Chapter 36: Key Takeaways
-
Integration is the bottleneck, not individual component quality. Every component of the StreamRec recommendation system — retrieval, ranking, feature store, deployment, monitoring, fairness — was built and validated individually in Chapters 1-35. The capstone revealed that 20-25% of total project effort was consumed by integration debugging: feature name mismatches, embedding version conflicts, schema incompatibilities, and cross-cutting concerns invisible in isolation. The feature contract (specifying every feature's name, type, unit, and valid range) was the single highest-leverage artifact for reducing integration bugs. Data contracts prevent the most common failure mode in ML system integration: silent data errors that produce wrong predictions without any exception, crash, or log message.
-
Evaluation must operate at three levels — model, system, and business — because each catches failure modes invisible to the others. Model evaluation (Hit@10, NDCG@10) confirms component quality but misses latency violations, training-serving skew, and fairness regressions. System evaluation (latency, throughput, feature store reliability, causal impact) confirms operational health but misses business relevance. Business evaluation (CTR improvement, revenue impact, creator exposure equity, user quality disparity) confirms the system achieves its purpose. A model with excellent Hit@10 can be part of a system with unacceptable latency. A system with excellent latency can be recommending content that provides no incremental value.
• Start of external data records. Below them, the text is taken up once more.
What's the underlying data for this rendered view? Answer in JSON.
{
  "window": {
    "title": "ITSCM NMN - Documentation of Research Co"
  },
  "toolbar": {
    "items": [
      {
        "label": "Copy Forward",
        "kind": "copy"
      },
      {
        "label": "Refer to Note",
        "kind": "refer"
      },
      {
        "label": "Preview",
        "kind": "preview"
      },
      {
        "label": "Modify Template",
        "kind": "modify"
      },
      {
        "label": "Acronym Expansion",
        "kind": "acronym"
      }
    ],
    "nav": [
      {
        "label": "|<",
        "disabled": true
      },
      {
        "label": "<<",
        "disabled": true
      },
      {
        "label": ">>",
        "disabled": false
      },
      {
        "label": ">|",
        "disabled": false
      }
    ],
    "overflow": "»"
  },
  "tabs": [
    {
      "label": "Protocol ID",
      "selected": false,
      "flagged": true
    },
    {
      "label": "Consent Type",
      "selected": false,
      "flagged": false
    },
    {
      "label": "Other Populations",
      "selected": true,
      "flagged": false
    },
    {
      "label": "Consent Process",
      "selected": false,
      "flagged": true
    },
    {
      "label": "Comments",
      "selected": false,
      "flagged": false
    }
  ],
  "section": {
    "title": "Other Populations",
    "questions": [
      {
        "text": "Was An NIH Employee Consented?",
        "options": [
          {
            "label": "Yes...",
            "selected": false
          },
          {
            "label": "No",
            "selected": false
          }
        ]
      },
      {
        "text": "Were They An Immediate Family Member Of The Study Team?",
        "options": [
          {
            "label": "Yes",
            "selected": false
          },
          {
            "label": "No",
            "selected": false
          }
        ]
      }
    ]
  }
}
Only the combination of all three levels provides sufficient confidence.
-
The gap between naive and causal metrics quantifies how much the system reinforces existing behavior versus creating new value. The StreamRec naive CTR improvement (8.7%) was more than double the causal ATE (4.1%), meaning more than half of the observed engagement would have occurred without the recommendation system. Reporting only the naive estimate overstates the system's value; reporting only the causal estimate understates the system's predictive capability. Reporting both — and the gap between them — provides an honest assessment of the system's causal contribution and identifies the opportunity for improvement: converting predicted-but-not-caused engagement into genuinely new engagement through better exploration, novelty, and serendipity.
-
Architecture Decision Records transform accidental architecture into deliberate architecture. An ADR documents the context, decision, alternatives considered, and consequences of each significant architectural choice. The "Alternatives Considered" section is the most valuable because it enables future engineers to evaluate whether a decision still makes sense when the context changes. An ADR marked "Superseded" is a sign of healthy engineering culture — the team revisited a decision when conditions evolved. An ADR collection with no superseded entries indicates either a remarkably stable context or a team that does not re-evaluate past decisions. The capstone demonstrated that ADRs also serve as the institutional memory of integration lessons: the feature naming convention ADR and the two-phase canary ADR both encoded hard-won integration wisdom.
-
The fairness audit must precede the technical roadmap because it can fundamentally reorder priorities. The StreamRec fairness audit revealed that the FAISS index rebuild delay — initially classified as a P2 latency optimization — was also a fairness problem: new creators are disproportionately non-English-speaking, so the 24-hour window where new items are invisible amplifies language-based exposure inequity. This cross-cutting insight reframed the roadmap item from "nice-to-have" to "fairness-critical," changing its priority from P2 to P0. Without the fairness audit, the team would have allocated engineering resources based on an incomplete understanding of the system's impact.
-
Build the components that differentiate your system; buy everything else. The TCO analysis revealed that personnel costs dominate the cost structure (55% of annual costs), not infrastructure. Engineering time spent building and maintaining commodity infrastructure (feature store, monitoring, pipeline orchestration) is engineering time not spent improving differentiating components (the retrieval model, the ranking model, the fairness intervention). The retrieval and ranking models encode StreamRec's unique understanding of its users and content — they create competitive advantage. The feature store, monitoring stack, and pipeline orchestration need to work reliably but do not differentiate the platform from competitors. Build the former; buy (or adopt open-source) the latter.
-
Stakeholder communication is an engineering deliverable, not a soft skill. A system that cannot be explained to its stakeholders — executive, product, legal, engineering — is a system that will not be funded, maintained, or trusted. The same system requires fundamentally different presentations depending on the audience: executives need business impact in three slides; data science peers need causal ATE with confidence intervals; legal needs fairness metrics and privacy practices. The three-slide rule for executives (what and why, how we know it works, what comes next) is a forcing function for clarity — if you cannot compress your system to three slides, you do not yet understand what matters about it.